01Les trois grandes familles de causes
La condensation vient d’un air intérieur trop humide et d’une ventilation insuffisante : elle se loge aux points froids. Les remontées capillaires font monter l’eau du sol dans les murs anciens sans coupure de capillarité. Les infiltrations, elles, viennent de l’extérieur : façade fissurée, joint fatigué, couverture ou zinguerie défaillante.

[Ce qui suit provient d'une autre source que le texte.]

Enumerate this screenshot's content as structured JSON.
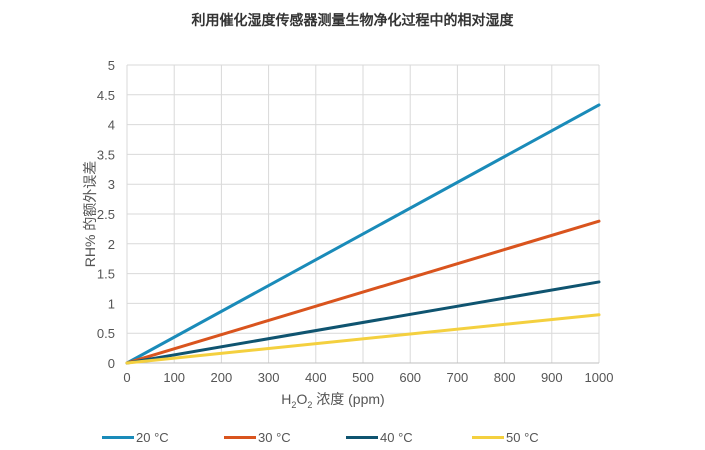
{
  "chart_data": {
    "type": "line",
    "title": "利用催化湿度传感器测量生物净化过程中的相对湿度",
    "xlabel_parts": [
      "H",
      "2",
      "O",
      "2",
      " 浓度 (ppm)"
    ],
    "ylabel": "RH% 的额外误差",
    "xlim": [
      0,
      1000
    ],
    "ylim": [
      0,
      5
    ],
    "xticks": [
      "0",
      "100",
      "200",
      "300",
      "400",
      "500",
      "600",
      "700",
      "800",
      "900",
      "1000"
    ],
    "yticks": [
      "0",
      "0.5",
      "1",
      "1.5",
      "2",
      "2.5",
      "3",
      "3.5",
      "4",
      "4.5",
      "5"
    ],
    "grid": true,
    "legend_position": "bottom",
    "series": [
      {
        "name": "20 °C",
        "color": "#1a8bb9",
        "x": [
          0,
          1000
        ],
        "y": [
          0,
          4.33
        ]
      },
      {
        "name": "30 °C",
        "color": "#d9541e",
        "x": [
          0,
          1000
        ],
        "y": [
          0,
          2.38
        ]
      },
      {
        "name": "40 °C",
        "color": "#0f5470",
        "x": [
          0,
          1000
        ],
        "y": [
          0,
          1.36
        ]
      },
      {
        "name": "50 °C",
        "color": "#f4d03f",
        "x": [
          0,
          1000
        ],
        "y": [
          0,
          0.81
        ]
      }
    ]
  }
}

02Le bon traitement pour la bonne cause
Condensation : ventiler (VMC) et isoler les parois froides. Remontées capillaires : barrière étanche par injection et assainissement des pieds de murs. Infiltrations : reprise de la façade, des joints ou de la toiture. Les produits « miracle » appliqués sans diagnostic masquent le problème quelques mois, puis il revient.
03Après le traitement : assainir et refaire
Une fois la cause traitée, on laisse sécher les supports, on reprend les enduits dégradés, puis on refait les finitions. C’est l’intérêt d’une entreprise tous corps d’état : diagnostic, traitement, maçonnerie et finitions s’enchaînent sans multiplier les intervenants.
Ne traitez jamais l’humidité sans diagnostic : condensation, remontées capillaires et infiltrations n’appellent pas du tout les mêmes travaux. La cause d’abord, les finitions ensuite.